• Découvrir rationnellement les échos voulus par saint Jean pour guider la méditation de son Evangile. Entrer dans la profondeur de sa vision du Christ, de l'Eglise, et de l'histoire.
    Pour avoir accès à la composition des évangiles, il faut entrer dans le processus même de leur composition orale. L'existence des « récitatifs évangéliques », disposés en colliers de récitation est l'explication la plus rationnelle de la composition des évangiles ‒ c'est d'ailleurs ce qu'indiquent les témoignages anciens. Jean a suivi trois étapes : le témoignage en alternance avec Pierre, un proto-filet et le « filet » définitif, croisant plusieurs méditations possibles.

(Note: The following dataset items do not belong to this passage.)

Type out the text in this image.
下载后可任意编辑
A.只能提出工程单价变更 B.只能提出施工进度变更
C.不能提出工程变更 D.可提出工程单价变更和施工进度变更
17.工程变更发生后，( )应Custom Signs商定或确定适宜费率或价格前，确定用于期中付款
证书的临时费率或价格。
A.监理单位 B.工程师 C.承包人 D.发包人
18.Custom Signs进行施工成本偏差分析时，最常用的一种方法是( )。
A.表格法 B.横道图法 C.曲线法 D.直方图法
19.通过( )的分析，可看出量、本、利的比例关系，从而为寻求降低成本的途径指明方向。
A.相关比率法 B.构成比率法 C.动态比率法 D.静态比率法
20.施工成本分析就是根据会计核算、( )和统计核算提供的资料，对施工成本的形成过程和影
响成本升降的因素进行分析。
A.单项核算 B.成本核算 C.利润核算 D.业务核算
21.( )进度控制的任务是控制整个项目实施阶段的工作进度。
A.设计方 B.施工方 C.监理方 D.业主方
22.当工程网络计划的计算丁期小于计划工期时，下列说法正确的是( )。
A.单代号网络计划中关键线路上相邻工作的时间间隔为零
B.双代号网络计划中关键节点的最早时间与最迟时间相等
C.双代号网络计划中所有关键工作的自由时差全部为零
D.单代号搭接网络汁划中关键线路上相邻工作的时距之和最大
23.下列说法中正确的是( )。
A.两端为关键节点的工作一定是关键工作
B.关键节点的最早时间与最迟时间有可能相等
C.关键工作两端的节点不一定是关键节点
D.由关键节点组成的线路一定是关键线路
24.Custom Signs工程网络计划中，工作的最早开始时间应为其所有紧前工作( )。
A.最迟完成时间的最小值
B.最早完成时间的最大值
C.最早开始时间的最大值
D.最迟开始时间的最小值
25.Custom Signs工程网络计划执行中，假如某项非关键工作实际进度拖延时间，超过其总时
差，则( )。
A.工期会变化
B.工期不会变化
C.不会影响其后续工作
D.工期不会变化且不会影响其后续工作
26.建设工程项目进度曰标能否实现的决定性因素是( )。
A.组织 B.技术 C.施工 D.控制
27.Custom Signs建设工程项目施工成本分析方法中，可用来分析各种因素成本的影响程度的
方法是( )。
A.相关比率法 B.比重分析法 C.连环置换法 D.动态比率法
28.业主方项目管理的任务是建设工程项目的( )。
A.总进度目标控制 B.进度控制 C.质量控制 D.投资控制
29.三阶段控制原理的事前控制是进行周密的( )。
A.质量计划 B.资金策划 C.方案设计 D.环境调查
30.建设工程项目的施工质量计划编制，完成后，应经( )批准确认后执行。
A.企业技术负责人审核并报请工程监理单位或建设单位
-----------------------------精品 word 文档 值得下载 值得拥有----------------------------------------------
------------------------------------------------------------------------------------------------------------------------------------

    Le fameux Prologue est tout simplement une sorte d'avant-propos, un « shouraya » araméen. Il introduit à la lecture de l'évangile selon l'ordre habituel (« horizontal »), mais aussi à d'autres lectures prévues par la structure même du filet : « verticale » ou selon des « noeuds ». Ces lectures révèlent des aspects insoupçonnés ou seulement entrevus du mystère du Christ et de l'histoire.
    La dernière partie du livre aborde l'actualité de saint Jean, qui a beaucoup à nous dire au regard des impasses dans lesquelles s'enfonce notre monde, et dont il avait vu les prémices.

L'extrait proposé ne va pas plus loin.